Dakar, 20 avril(SL-INFO)- La crise couvait, elle éclate désormais au grand jour à la Fédération sénégalaise de football. Après une réunion particulièrement tendue du Comité exécutif (Comex), marquée par invectives et accusations, l’instance dirigeante du football sénégalais est plongée dans une zone de turbulences, sur fond de gestion controversée des primes liées à la CAN 2025.

« Ça va exploser. Il y a trop de problèmes », confie un membre du Comex, dans L’Obs, décrivant un climat interne délétère. L’unité affichée après le sacre des Lions vole en éclats, remplacée par une fronde structurée de seize membres dénonçant « l’opacité » dans la répartition des primes.

Une décision qui met le feu aux poudres

À l’origine de la crise : une décision attribuée au président Abdoulaye Fall, accusé d’avoir octroyé des primes à certains membres, y compris hors délégation officielle, sans validation du Comex.

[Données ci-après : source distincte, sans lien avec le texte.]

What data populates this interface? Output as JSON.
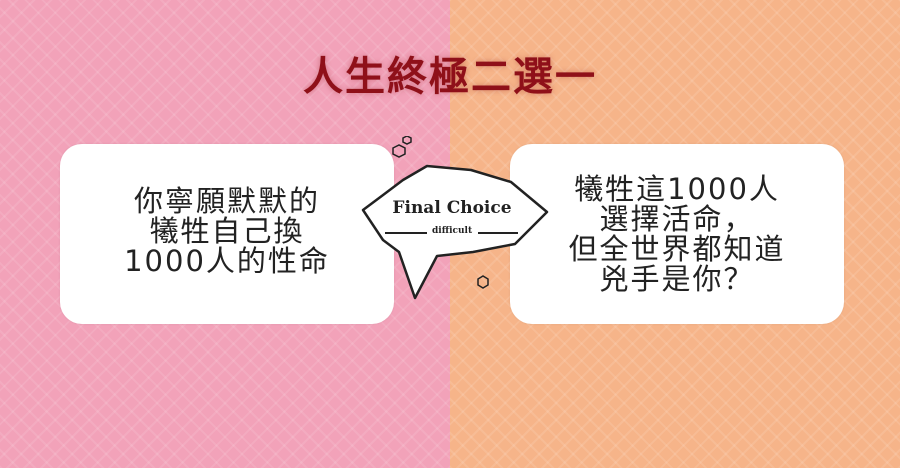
{
  "title": "人生終極二選一",
  "left_option": {
    "lines": [
      "你寧願默默的",
      "犧牲自己換",
      "1000人的性命"
    ]
  },
  "right_option": {
    "lines": [
      "犧牲這1000人",
      "選擇活命，",
      "但全世界都知道",
      "兇手是你？"
    ]
  },
  "bubble": {
    "title": "Final Choice",
    "subtitle": "difficult"
  },
  "colors": {
    "left_bg": "#f2a2b9",
    "right_bg": "#f6b489",
    "title": "#8f1019",
    "card": "#ffffff"
  }
}
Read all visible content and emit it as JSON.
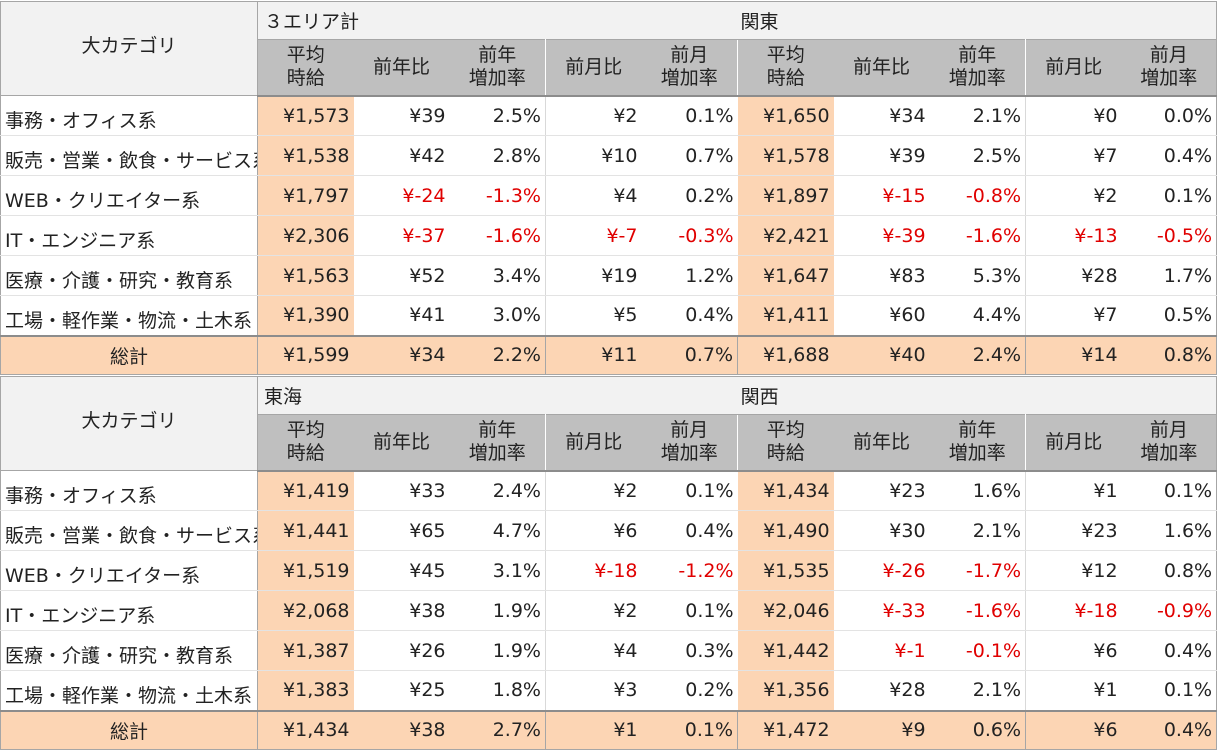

Une démarche jugée « illégale » par les contestataires.

« C’est un combat de principe. L’argent de la FSF doit être distribué de façon équitable et légale. Le président n’est pas un demi-dieu », martèle un frondeur. Et d’ajouter : « On ne peut pas installer un groupe privilégié sur un piédestal […] et lui verser des primes indues. »

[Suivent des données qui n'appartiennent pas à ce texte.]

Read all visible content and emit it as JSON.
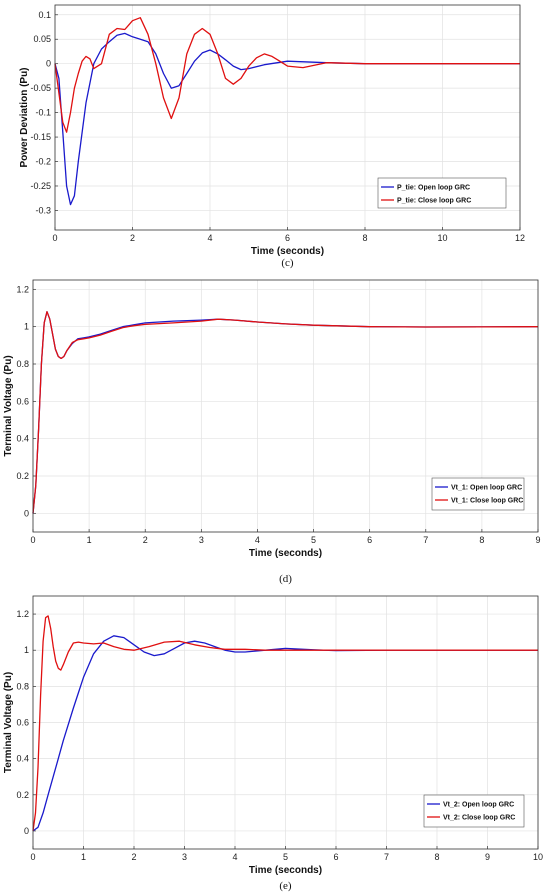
{
  "chart_data": [
    {
      "type": "line",
      "caption": "(c)",
      "xlabel": "Time (seconds)",
      "ylabel": "Power Deviation (Pu)",
      "xlim": [
        0,
        12
      ],
      "ylim": [
        -0.34,
        0.12
      ],
      "xticks": [
        "0",
        "2",
        "4",
        "6",
        "8",
        "10",
        "12"
      ],
      "yticks": [
        "0.1",
        "0.05",
        "0",
        "-0.05",
        "-0.1",
        "-0.15",
        "-0.2",
        "-0.25",
        "-0.3"
      ],
      "grid": true,
      "legend_position": "lower-right",
      "series": [
        {
          "name": "P_tie: Open loop GRC",
          "color": "#1a1acc",
          "x": [
            0,
            0.1,
            0.2,
            0.3,
            0.4,
            0.5,
            0.6,
            0.8,
            1.0,
            1.2,
            1.4,
            1.6,
            1.8,
            2.0,
            2.2,
            2.4,
            2.6,
            2.8,
            3.0,
            3.2,
            3.4,
            3.6,
            3.8,
            4.0,
            4.2,
            4.4,
            4.6,
            4.8,
            5.0,
            5.4,
            6.0,
            7.0,
            8.0,
            10.0,
            12.0
          ],
          "y": [
            0,
            -0.03,
            -0.14,
            -0.25,
            -0.288,
            -0.27,
            -0.2,
            -0.08,
            0.0,
            0.03,
            0.045,
            0.058,
            0.062,
            0.055,
            0.05,
            0.045,
            0.02,
            -0.02,
            -0.05,
            -0.045,
            -0.02,
            0.005,
            0.022,
            0.028,
            0.02,
            0.008,
            -0.005,
            -0.012,
            -0.01,
            -0.002,
            0.005,
            0.002,
            0.0,
            0.0,
            0.0
          ]
        },
        {
          "name": "P_tie: Close loop GRC",
          "color": "#e01010",
          "x": [
            0,
            0.1,
            0.2,
            0.3,
            0.4,
            0.5,
            0.6,
            0.7,
            0.8,
            0.9,
            1.0,
            1.2,
            1.4,
            1.6,
            1.8,
            2.0,
            2.2,
            2.4,
            2.6,
            2.8,
            3.0,
            3.2,
            3.4,
            3.6,
            3.8,
            4.0,
            4.2,
            4.4,
            4.6,
            4.8,
            5.0,
            5.2,
            5.4,
            5.6,
            5.8,
            6.0,
            6.4,
            7.0,
            8.0,
            10.0,
            12.0
          ],
          "y": [
            0,
            -0.06,
            -0.12,
            -0.14,
            -0.1,
            -0.05,
            -0.02,
            0.005,
            0.015,
            0.01,
            -0.01,
            0.0,
            0.06,
            0.072,
            0.07,
            0.088,
            0.094,
            0.06,
            0.0,
            -0.07,
            -0.112,
            -0.07,
            0.02,
            0.06,
            0.072,
            0.06,
            0.02,
            -0.03,
            -0.042,
            -0.03,
            -0.005,
            0.012,
            0.02,
            0.015,
            0.005,
            -0.005,
            -0.008,
            0.002,
            0.0,
            0.0,
            0.0
          ]
        }
      ]
    },
    {
      "type": "line",
      "caption": "(d)",
      "xlabel": "Time (seconds)",
      "ylabel": "Terminal Voltage (Pu)",
      "xlim": [
        0,
        9
      ],
      "ylim": [
        -0.1,
        1.25
      ],
      "xticks": [
        "0",
        "1",
        "2",
        "3",
        "4",
        "5",
        "6",
        "7",
        "8",
        "9"
      ],
      "yticks": [
        "1.2",
        "1",
        "0.8",
        "0.6",
        "0.4",
        "0.2",
        "0"
      ],
      "grid": true,
      "legend_position": "lower-right",
      "series": [
        {
          "name": "Vt_1: Open loop GRC",
          "color": "#1a1acc",
          "x": [
            0,
            0.05,
            0.1,
            0.15,
            0.2,
            0.25,
            0.3,
            0.35,
            0.4,
            0.45,
            0.5,
            0.55,
            0.6,
            0.7,
            0.8,
            0.9,
            1.0,
            1.2,
            1.4,
            1.6,
            1.8,
            2.0,
            2.5,
            3.0,
            3.3,
            3.6,
            4.0,
            4.5,
            5.0,
            6.0,
            7.0,
            8.0,
            9.0
          ],
          "y": [
            0,
            0.15,
            0.45,
            0.8,
            1.02,
            1.08,
            1.04,
            0.96,
            0.88,
            0.84,
            0.83,
            0.84,
            0.87,
            0.91,
            0.935,
            0.94,
            0.945,
            0.96,
            0.98,
            1.0,
            1.01,
            1.02,
            1.03,
            1.035,
            1.04,
            1.035,
            1.025,
            1.015,
            1.008,
            1.0,
            0.998,
            0.999,
            1.0
          ]
        },
        {
          "name": "Vt_1: Close loop GRC",
          "color": "#e01010",
          "x": [
            0,
            0.05,
            0.1,
            0.15,
            0.2,
            0.25,
            0.3,
            0.35,
            0.4,
            0.45,
            0.5,
            0.55,
            0.6,
            0.7,
            0.8,
            0.9,
            1.0,
            1.2,
            1.4,
            1.6,
            1.8,
            2.0,
            2.5,
            3.0,
            3.3,
            3.6,
            4.0,
            4.5,
            5.0,
            6.0,
            7.0,
            8.0,
            9.0
          ],
          "y": [
            0,
            0.15,
            0.45,
            0.8,
            1.02,
            1.08,
            1.04,
            0.96,
            0.88,
            0.84,
            0.83,
            0.84,
            0.87,
            0.915,
            0.93,
            0.935,
            0.94,
            0.955,
            0.975,
            0.995,
            1.005,
            1.012,
            1.02,
            1.03,
            1.04,
            1.035,
            1.025,
            1.015,
            1.008,
            1.0,
            0.998,
            0.999,
            1.0
          ]
        }
      ]
    },
    {
      "type": "line",
      "caption": "(e)",
      "xlabel": "Time (seconds)",
      "ylabel": "Terminal Voltage (Pu)",
      "xlim": [
        0,
        10
      ],
      "ylim": [
        -0.1,
        1.3
      ],
      "xticks": [
        "0",
        "1",
        "2",
        "3",
        "4",
        "5",
        "6",
        "7",
        "8",
        "9",
        "10"
      ],
      "yticks": [
        "1.2",
        "1",
        "0.8",
        "0.6",
        "0.4",
        "0.2",
        "0"
      ],
      "grid": true,
      "legend_position": "lower-right",
      "series": [
        {
          "name": "Vt_2: Open loop GRC",
          "color": "#1a1acc",
          "x": [
            0,
            0.1,
            0.2,
            0.3,
            0.4,
            0.5,
            0.6,
            0.8,
            1.0,
            1.2,
            1.4,
            1.6,
            1.8,
            2.0,
            2.2,
            2.4,
            2.6,
            2.8,
            3.0,
            3.2,
            3.4,
            3.6,
            3.8,
            4.0,
            4.2,
            4.4,
            4.6,
            4.8,
            5.0,
            5.5,
            6.0,
            7.0,
            8.0,
            9.0,
            10.0
          ],
          "y": [
            0,
            0.02,
            0.1,
            0.2,
            0.3,
            0.4,
            0.5,
            0.68,
            0.85,
            0.98,
            1.05,
            1.08,
            1.07,
            1.03,
            0.99,
            0.97,
            0.98,
            1.01,
            1.04,
            1.05,
            1.04,
            1.02,
            1.0,
            0.99,
            0.99,
            0.995,
            1.0,
            1.005,
            1.01,
            1.003,
            0.998,
            1.0,
            1.0,
            1.0,
            1.0
          ]
        },
        {
          "name": "Vt_2: Close loop GRC",
          "color": "#e01010",
          "x": [
            0,
            0.05,
            0.1,
            0.15,
            0.2,
            0.25,
            0.3,
            0.35,
            0.4,
            0.45,
            0.5,
            0.55,
            0.6,
            0.7,
            0.8,
            0.9,
            1.0,
            1.2,
            1.4,
            1.6,
            1.8,
            2.0,
            2.3,
            2.6,
            2.9,
            3.2,
            3.5,
            3.8,
            4.2,
            4.6,
            5.0,
            6.0,
            7.0,
            8.0,
            10.0
          ],
          "y": [
            0,
            0.1,
            0.35,
            0.75,
            1.05,
            1.18,
            1.19,
            1.12,
            1.02,
            0.94,
            0.9,
            0.89,
            0.92,
            0.99,
            1.04,
            1.045,
            1.04,
            1.035,
            1.04,
            1.02,
            1.005,
            1.0,
            1.02,
            1.045,
            1.05,
            1.03,
            1.015,
            1.005,
            1.005,
            1.0,
            1.0,
            1.0,
            1.0,
            1.0,
            1.0
          ]
        }
      ]
    }
  ]
}
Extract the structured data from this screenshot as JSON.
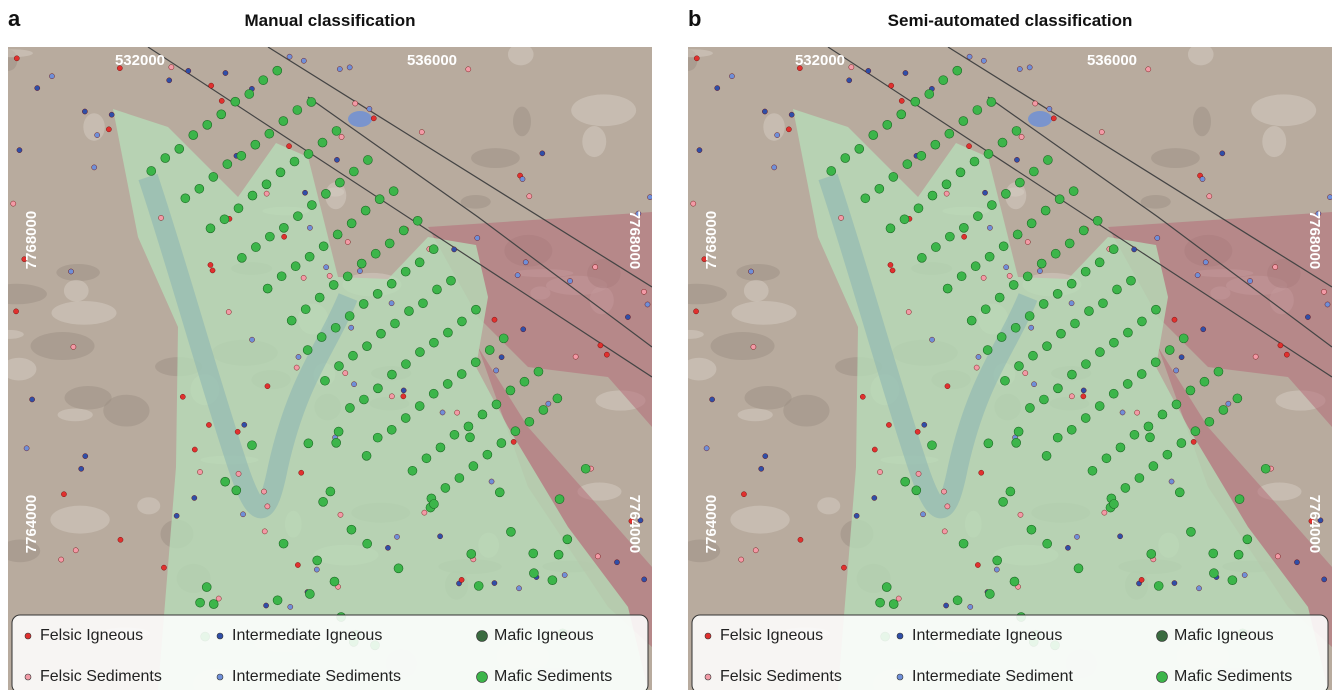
{
  "panels": [
    {
      "label": "a",
      "title": "Manual classification",
      "x_coords": [
        "532000",
        "536000"
      ],
      "y_coords": [
        "7768000",
        "7764000"
      ],
      "legend": [
        "Felsic Igneous",
        "Intermediate Igneous",
        "Mafic Igneous",
        "Felsic Sediments",
        "Intermediate Sediments",
        "Mafic Sediments"
      ]
    },
    {
      "label": "b",
      "title": "Semi-automated classification",
      "x_coords": [
        "532000",
        "536000"
      ],
      "y_coords": [
        "7768000",
        "7764000"
      ],
      "legend": [
        "Felsic Igneous",
        "Intermediate Igneous",
        "Mafic Igneous",
        "Felsic Sediments",
        "Intermediate Sediment",
        "Mafic Sediments"
      ]
    }
  ]
}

Les 13 millions FCFA de la discorde

Au cœur du contentieux, une prime de 13 millions FCFA versée à certains responsables, dont des vice-présidents et membres de commissions. Une somme calculée sur les performances des Lions (2 millions par victoire, 1 million pour le nul face à la RDC), mais dont la légitimité est contestée.

« En son temps, Augustin Senghor sollicitait l’aval du Comex pour distribuer les primes, dans la transparence. Aujourd’hui, les critères sont obscurs », dénonce un membre du groupe contestataire.

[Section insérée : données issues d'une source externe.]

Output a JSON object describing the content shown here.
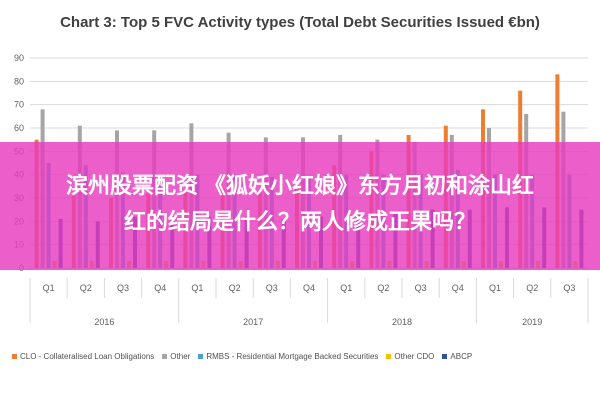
{
  "chart_data": {
    "type": "bar",
    "title": "Chart 3: Top 5 FVC Activity types (Total Debt Securities Issued €bn)",
    "xlabel": "",
    "ylabel": "",
    "ylim": [
      0,
      90
    ],
    "yticks": [
      0,
      10,
      20,
      30,
      40,
      50,
      60,
      70,
      80,
      90
    ],
    "grid": true,
    "legend_position": "bottom",
    "categories": [
      "Q1",
      "Q2",
      "Q3",
      "Q4",
      "Q1",
      "Q2",
      "Q3",
      "Q4",
      "Q1",
      "Q2",
      "Q3",
      "Q4",
      "Q1",
      "Q2",
      "Q3"
    ],
    "years": [
      {
        "label": "2016",
        "quarters": 4
      },
      {
        "label": "2017",
        "quarters": 4
      },
      {
        "label": "2018",
        "quarters": 4
      },
      {
        "label": "2019",
        "quarters": 3
      }
    ],
    "series": [
      {
        "name": "CLO - Collateralised Loan Obligations",
        "color": "#ed7d31",
        "values": [
          55,
          31,
          30,
          32,
          33,
          34,
          33,
          35,
          44,
          50,
          57,
          61,
          68,
          76,
          83
        ]
      },
      {
        "name": "Other",
        "color": "#a5a5a5",
        "values": [
          68,
          61,
          59,
          59,
          62,
          58,
          56,
          56,
          57,
          55,
          54,
          57,
          60,
          66,
          67
        ]
      },
      {
        "name": "RMBS - Residential Mortgage Backed Securities",
        "color": "#4a9fd4",
        "values": [
          45,
          44,
          41,
          40,
          40,
          40,
          39,
          39,
          40,
          40,
          40,
          42,
          40,
          40,
          40
        ]
      },
      {
        "name": "Other CDO",
        "color": "#f2c100",
        "values": [
          3,
          3,
          3,
          3,
          3,
          3,
          3,
          3,
          3,
          3,
          3,
          3,
          3,
          3,
          3
        ]
      },
      {
        "name": "ABCP",
        "color": "#2f4f9f",
        "values": [
          21,
          20,
          22,
          22,
          22,
          22,
          21,
          22,
          23,
          24,
          25,
          25,
          26,
          26,
          25
        ]
      }
    ]
  },
  "overlay": {
    "line1": "滨州股票配资 《狐妖小红娘》东方月初和涂山红",
    "line2": "红的结局是什么？两人修成正果吗？",
    "color": "#e83cbe"
  }
}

Dialogue rompu et bras de fer engagé

Face à la situation, les frondeurs ont sollicité une audience avec le président. Une requête restée sans suite. Abdoulaye Fall les a renvoyés vers le secrétaire général Abdoulaye Saydou Sow, une réponse perçue comme un « manque de respect ».

« Nous refusons une audience de substitution », tranche un membre du groupe, dénonçant un « dialogue de sourds ».

Entre primes étatiques et gestion interne contestée

Dans ce climat tendu, une autre polémique alimente les frustrations. L’octroi, par le président Bassirou Diomaye Faye, d’une prime exceptionnelle de 50 millions FCFA à cinq membres de la FSF, tous issus de la délégation officielle.

Mais pour les contestataires, la question est ailleurs. « Si la solidarité doit primer, elle ne peut se faire au détriment de la transparence et de la légalité. »

D’autant que certains bénéficiaires auraient cumulé cette prime présidentielle avec les 13 millions FCFA issus des performances sportives, accentuant le sentiment d’injustice.

Une crise ouverte

Derrière la querelle des primes, c’est la gouvernance même de la Fédération qui est pointée du doigt. Entre accusations d’opacité, rupture du dialogue et défiance croissante, la crise actuelle pourrait marquer un tournant dans le fonctionnement du football sénégalais.

« Ce n’est plus une simple divergence. C’est une crise de confiance », résume un observateur.